Simplification of building boundaries or footprints is a type of generalization operation (Esri, 1996). Simplifying buildings means reducing details in the boundaries of buildings, while maintaining the essential shape and size of the buildings. Buildings are generally orthogonal areas; therefore, the simplification process will preserve and enhance orthogonality. The following diagram shows where simplification will take place according to the tolerances.
Building simplification is for applications at large scales, where buildings are still represented individually. It works on an entire building boundary, not a selected segment of it.
The program will recognize buildings as topologically disjoint, connected with straight lines near parallel to each other, and connected in more complicated ways.
Each separate building, with or without holes, will be simplified by itself. Buildings connected with straight lines will be simplified as a group. Buildings connected in more complicated ways will not be simplified. See the illustrations below.
The boundaries of disjoint buildings or buildings connected with straight lines will be enhanced so that all near-90-degree angles become exactly 90 degrees. Based on given parameters, isolated, small intrusions will be either filled or widened. Isolated small extrusions will be cut off. Some sides will be straightened or changed to simpler forms. The number of vertices will be reduced, but the measured area will remain roughly the same as the original (Swiss Society of Cartography, 1987). Any building or group of connected buildings with a total area smaller than the minimum_area will be excluded. The maximum degree of simplification is reached when a building is reduced to a rectangle.
If the Simplification Tolerance is relatively large compared to the size of the building, the building will be simplified directly to a rectangle centered at its own center of gravity. The area will remain the same. The sides of the resulting rectangle will be the same ratio as the sides of the bounding box aligned to the longest side of the original building (see the example below).
The output preliminary region will represent one building only, not multiple buildings. If the option to Check for spatial conflicts is not checked, the program will not check for potential conflicts so that it runs faster, but the resulting buildings may overlap. If the option to Check for spatial conflicts is checked, the program will detect and avoid some spatial conflicts. There may be conflicts you'll need to find using the Find Conflicts tool and resolve them yourself.
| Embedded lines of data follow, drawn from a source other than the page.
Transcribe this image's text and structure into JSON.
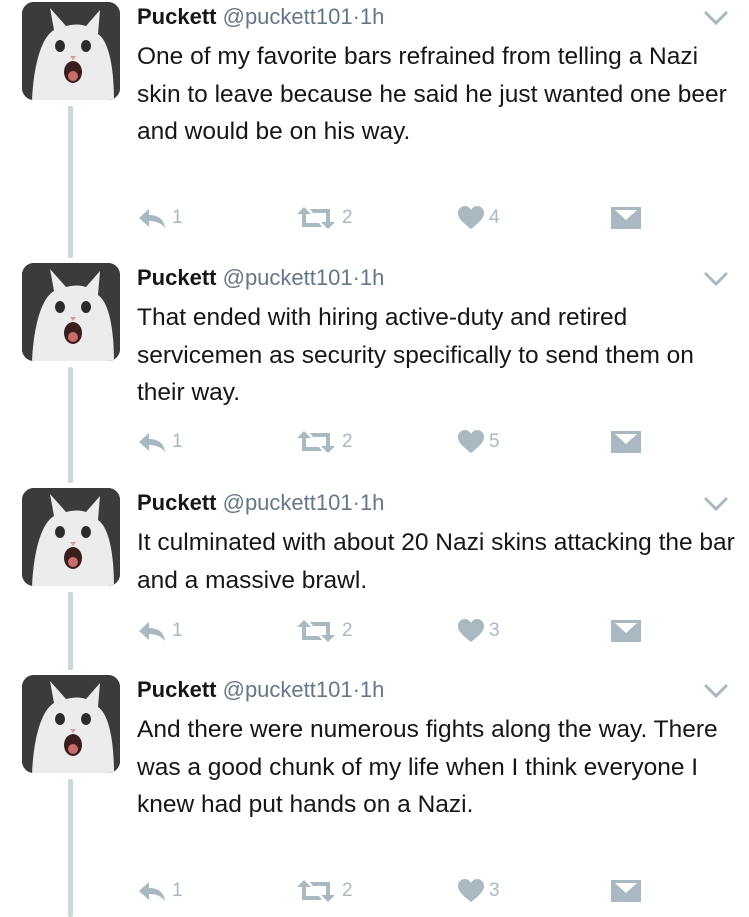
{
  "tweets": [
    {
      "name": "Puckett",
      "handle": "@puckett101",
      "separator": "·",
      "time": "1h",
      "text": "One of my favorite bars refrained from telling a Nazi skin to leave because he said he just wanted one beer and would be on his way.",
      "replies": "1",
      "retweets": "2",
      "likes": "4"
    },
    {
      "name": "Puckett",
      "handle": "@puckett101",
      "separator": "·",
      "time": "1h",
      "text": "That ended with hiring active-duty and retired servicemen as security specifically to send them on their way.",
      "replies": "1",
      "retweets": "2",
      "likes": "5"
    },
    {
      "name": "Puckett",
      "handle": "@puckett101",
      "separator": "·",
      "time": "1h",
      "text": "It culminated with about 20 Nazi skins attacking the bar and a massive brawl.",
      "replies": "1",
      "retweets": "2",
      "likes": "3"
    },
    {
      "name": "Puckett",
      "handle": "@puckett101",
      "separator": "·",
      "time": "1h",
      "text": "And there were numerous fights along the way. There was a good chunk of my life when I think everyone I knew had put hands on a Nazi.",
      "replies": "1",
      "retweets": "2",
      "likes": "3"
    }
  ],
  "icons": {
    "reply": "reply-icon",
    "retweet": "retweet-icon",
    "like": "heart-icon",
    "direct_message": "envelope-icon",
    "menu": "chevron-down-icon"
  },
  "colors": {
    "icon_gray": "#aab8c2",
    "secondary_text": "#657786",
    "thread_line": "#ccd6dd"
  }
}
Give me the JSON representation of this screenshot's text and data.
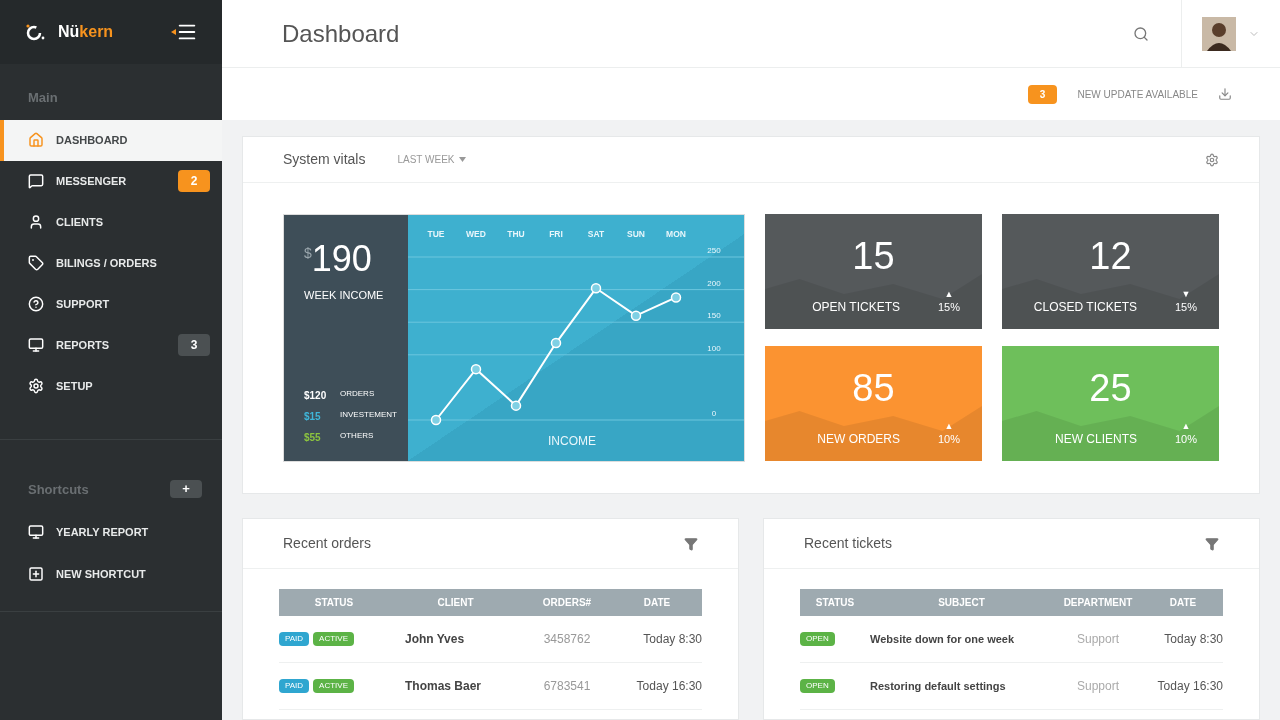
{
  "brand": {
    "prefix": "Nü",
    "suffix": "kern"
  },
  "sidebar": {
    "main_heading": "Main",
    "items": [
      {
        "label": "DASHBOARD",
        "selected": true
      },
      {
        "label": "MESSENGER",
        "selected": false,
        "badge": {
          "text": "2",
          "color": "#f7931e"
        }
      },
      {
        "label": "CLIENTS",
        "selected": false
      },
      {
        "label": "BILINGS / ORDERS",
        "selected": false
      },
      {
        "label": "SUPPORT",
        "selected": false
      },
      {
        "label": "REPORTS",
        "selected": false,
        "badge": {
          "text": "3",
          "color": "#4b5052"
        }
      },
      {
        "label": "SETUP",
        "selected": false
      }
    ],
    "shortcuts_heading": "Shortcuts",
    "add_label": "+",
    "shortcuts": [
      {
        "label": "YEARLY REPORT"
      },
      {
        "label": "NEW SHORTCUT"
      }
    ]
  },
  "header": {
    "title": "Dashboard"
  },
  "update": {
    "count": "3",
    "label": "NEW UPDATE AVAILABLE"
  },
  "vitals": {
    "title": "System vitals",
    "period": "LAST WEEK",
    "amount_currency": "$",
    "amount": "190",
    "amount_label": "WEEK INCOME",
    "breakdown": [
      {
        "amount": "$120",
        "label": "ORDERS",
        "color": "#ffffff"
      },
      {
        "amount": "$15",
        "label": "INVESTEMENT",
        "color": "#3fb6d9"
      },
      {
        "amount": "$55",
        "label": "OTHERS",
        "color": "#8cc43f"
      }
    ],
    "chart_data": {
      "type": "line",
      "xlabel": "INCOME",
      "categories": [
        "TUE",
        "WED",
        "THU",
        "FRI",
        "SAT",
        "SUN",
        "MON"
      ],
      "ylim": [
        0,
        250
      ],
      "yticks": [
        0,
        100,
        150,
        200,
        250
      ],
      "grid": true,
      "series": [
        {
          "color": "#ffffff",
          "marker": true,
          "values": [
            0,
            78,
            22,
            118,
            202,
            160,
            188
          ]
        }
      ]
    }
  },
  "tiles": [
    {
      "value": "15",
      "label": "OPEN TICKETS",
      "arrow": "▲",
      "change": "15%",
      "color": "#55595b"
    },
    {
      "value": "12",
      "label": "CLOSED TICKETS",
      "arrow": "▼",
      "change": "15%",
      "color": "#55595b"
    },
    {
      "value": "85",
      "label": "NEW ORDERS",
      "arrow": "▲",
      "change": "10%",
      "color": "#fb9331"
    },
    {
      "value": "25",
      "label": "NEW CLIENTS",
      "arrow": "▲",
      "change": "10%",
      "color": "#6ebf5b"
    }
  ],
  "orders": {
    "title": "Recent orders",
    "columns": [
      "STATUS",
      "CLIENT",
      "ORDERS#",
      "DATE"
    ],
    "rows": [
      {
        "tags": [
          {
            "text": "PAID",
            "color": "#2fa6d0"
          },
          {
            "text": "ACTIVE",
            "color": "#5cb346"
          }
        ],
        "client": "John Yves",
        "order": "3458762",
        "date": "Today 8:30"
      },
      {
        "tags": [
          {
            "text": "PAID",
            "color": "#2fa6d0"
          },
          {
            "text": "ACTIVE",
            "color": "#5cb346"
          }
        ],
        "client": "Thomas Baer",
        "order": "6783541",
        "date": "Today 16:30"
      }
    ]
  },
  "tickets": {
    "title": "Recent tickets",
    "columns": [
      "STATUS",
      "SUBJECT",
      "DEPARTMENT",
      "DATE"
    ],
    "rows": [
      {
        "tags": [
          {
            "text": "OPEN",
            "color": "#5cb346"
          }
        ],
        "subject": "Website down for one week",
        "department": "Support",
        "date": "Today 8:30"
      },
      {
        "tags": [
          {
            "text": "OPEN",
            "color": "#5cb346"
          }
        ],
        "subject": "Restoring default settings",
        "department": "Support",
        "date": "Today 16:30"
      }
    ]
  }
}
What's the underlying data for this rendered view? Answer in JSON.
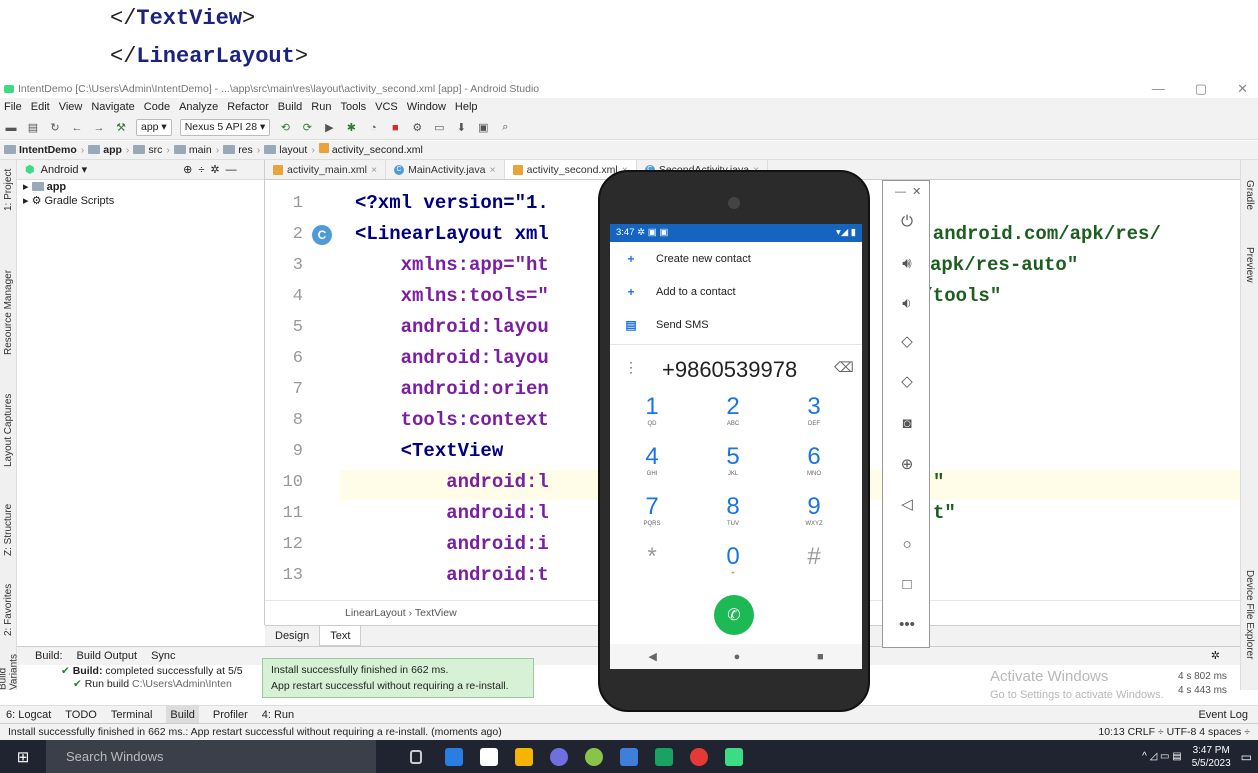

The program will record the status of each output building. A separate building, with or without holes, will have a BDS-STATUS value of 1 if it is completely simplified. If a spatial conflict is found, the building will not be simplified further and will receive a BDS-STATUS value of 2.
A resulting separate building containing a side smaller than the simplification tolerance will have a BDS-STATUS value of 3.
For buildings connected with straight lines, simplification will be limited to simple rules only and the simplified results will not be consistent with disjoint buildings. These buildings will have a BDS-STATUS value of 4. Buildings connected in a complicated way will have a BDS-STATUS value of 5.
References
Technical paper, Esri, "Automation of Map Generalization: The Cutting-Edge Technology," 1996. It can be found in the White Papers section at this Internet address: http://downloads.esri.com/support/whitepapers/ao_/mapgen.pdf
Swiss Society of Cartography, Cartographic Generalization—Topographic Maps, 1987, Cartographic Publication Series, No 2 (Zurich: Swiss Society of Cartography).